Given the patient's age and the presence of dementia, the nursing diagnosis is that of an uncomplicated lower urinary tract infection due to significant bateriuria, not due to mechanical obstruction of the bladder or other urinary tract structures (Beveridge, et al., 2011). The UTI is considered uncomplicated since the patient if a post-menopausal female who has not been exposed to urinary catheters and gives no evidence of systemic symptoms (Beveridge, et al., 2011). In elderly patients, it is important to differentiate infections of the lower urinary tract from infections of the upper urinary tract, as commonly prescribed drugs such as nitrofurantoin and fosfomycin only achieve effective concentrations in the lower urinary tract, and should not be prescribed for upper urinary tract infections (Beveridge, et al., 2011). Research indicates that incorrect diagnoses UTIs occur in roughly 40% of older people who are hospitalized (Beveridge, et al., 2011). With the rate of infections from Clostridium difficile and the like increasing in health care facilities, and the rates of antibiotic resistance rising, it is clear that clinicians must endeavor to obtain firm diagnoses and treat patients with appropriate antibiotics, while avoiding the use of broad spectrum antibiotics (Beveridge, et al., 2011).

Actual Diagnosis, Risk Diagnosis, And Wellness Diagnosis

Actual diagnosis.

Lab results showed asymptomatic bacteriuria, and confirmed that the patient had a UTI.

The actual diagnosis was determined following lab result of urine tests, which indicated the presence of a specified number (>105 CFU/mL) of a single species of bacteria in the freshly voided, midstream specimen of urine (Beveridge, et al., 2011). The level of bacteriuria was "considered significant because it is unlikely that it could be explained by contamination of the urine sample with perineal flora (Beveridge, et al., 2011). However, it is important to recognize that level does not indicate clinically significant bacteriuria, which can be asymptomatic and many times does not require treatment. Indeed, lower levels of bacteriuria may be significant (Beveridge, et al., 2011).

Nursing Outcomes Classification (NOC)

The expected results (nursing outcomes) of nursing care include reduction or elimination of pain during and after micturition. No pain when urinating, no pain in the pelvic percussion.

Nursing Interventions Classification (NIC)

The following nursing interventions are recommended when providing care for patients who are experiencing urinary tract infections:

Monitor changes in urine color, monitor the pattern of urination, the input and output every 8 hours and monitor the results of urinalysis repeated.

R /: to identify indications of progress or deviations from expected results

Record the location, the length of the intensity scale (1-10) pain.

R /: to help evaluate the place of obstruction and cause pain

Provide comfort measures, such as massage.

R /: increase relaxation, decrease muscle tension.

Provide perineal care.

R /: to prevent contamination of the urethra

Divert attention on something fun.

R /: relaxation, avoiding too feel the pain.

Collaboration:

Give analgesics according to program requirements and evaluation of its success.

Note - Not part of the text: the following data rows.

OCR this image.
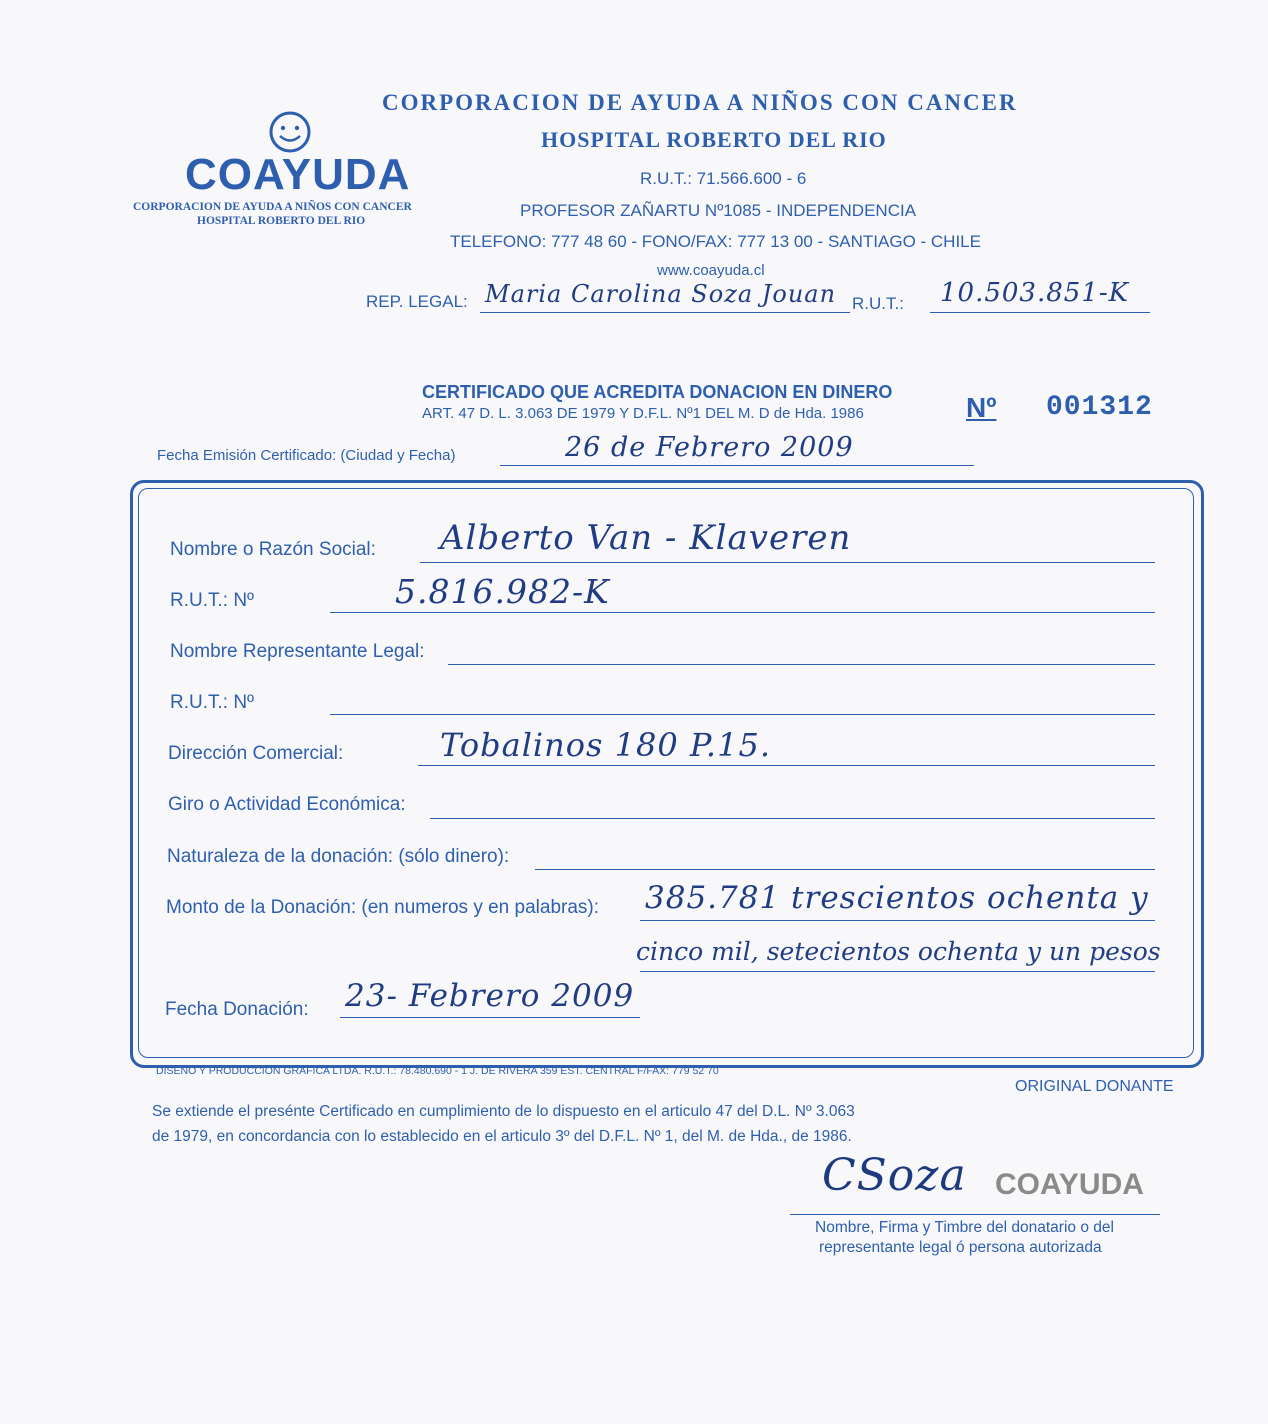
CORPORACION DE AYUDA A NIÑOS CON CANCER
HOSPITAL ROBERTO DEL RIO
R.U.T.: 71.566.600 - 6
PROFESOR ZAÑARTU Nº1085 - INDEPENDENCIA
TELEFONO: 777 48 60 - FONO/FAX: 777 13 00 - SANTIAGO - CHILE
www.coayuda.cl
COAYUDA
CORPORACION DE AYUDA A NIÑOS CON CANCER
HOSPITAL ROBERTO DEL RIO
REP. LEGAL: Maria Carolina Soza Jouan R.U.T.: 10.503.851-K
CERTIFICADO QUE ACREDITA DONACION EN DINERO
ART. 47 D. L. 3.063 DE 1979 Y D.F.L. Nº1 DEL M. D de Hda. 1986	Nº 001312
Fecha Emisión Certificado: (Ciudad y Fecha)	26 de Febrero 2009
Nombre o Razón Social: Alberto Van - Klaveren
R.U.T.: Nº	5.816.982-K
Nombre Representante Legal:
R.U.T.: Nº
Dirección Comercial:	Tobalinos 180 P.15.
Giro o Actividad Económica:
Naturaleza de la donación: (sólo dinero):
Monto de la Donación: (en numeros y en palabras): 385.781 trescientos ochenta y
cinco mil, setecientos ochenta y un pesos
Fecha Donación: 23- Febrero 2009
DISEÑO Y PRODUCCIÓN GRAFICA LTDA. R.U.T.: 78.480.690 - 1 J. DE RIVERA 359 EST. CENTRAL F/FAX: 779 52 70
ORIGINAL DONANTE
Se extiende el presénte Certificado en cumplimiento de lo dispuesto en el articulo 47 del D.L. Nº 3.063
de 1979, en concordancia con lo establecido en el articulo 3º del D.F.L. Nº 1, del M. de Hda., de 1986.
CSoza COAYUDA
Nombre, Firma y Timbre del donatario o del
representante legal ó persona autorizada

Rationale: analgesics block pain trajectory, thereby reducing pain.

Give antibiotics. Create a wide variety of preparations drink, including fresh water. Giving water to 2400 ml / day.

Rationale: The result of the output of urine facilitate frequent urination and help flush channel urination.

Linkage Between NANDA And NIC

1. Make sure the patient, or the people closest to have written agreements for continued treatment and written instructions for care after the examination.

Rational: Verbal instructions can be easily forgotten.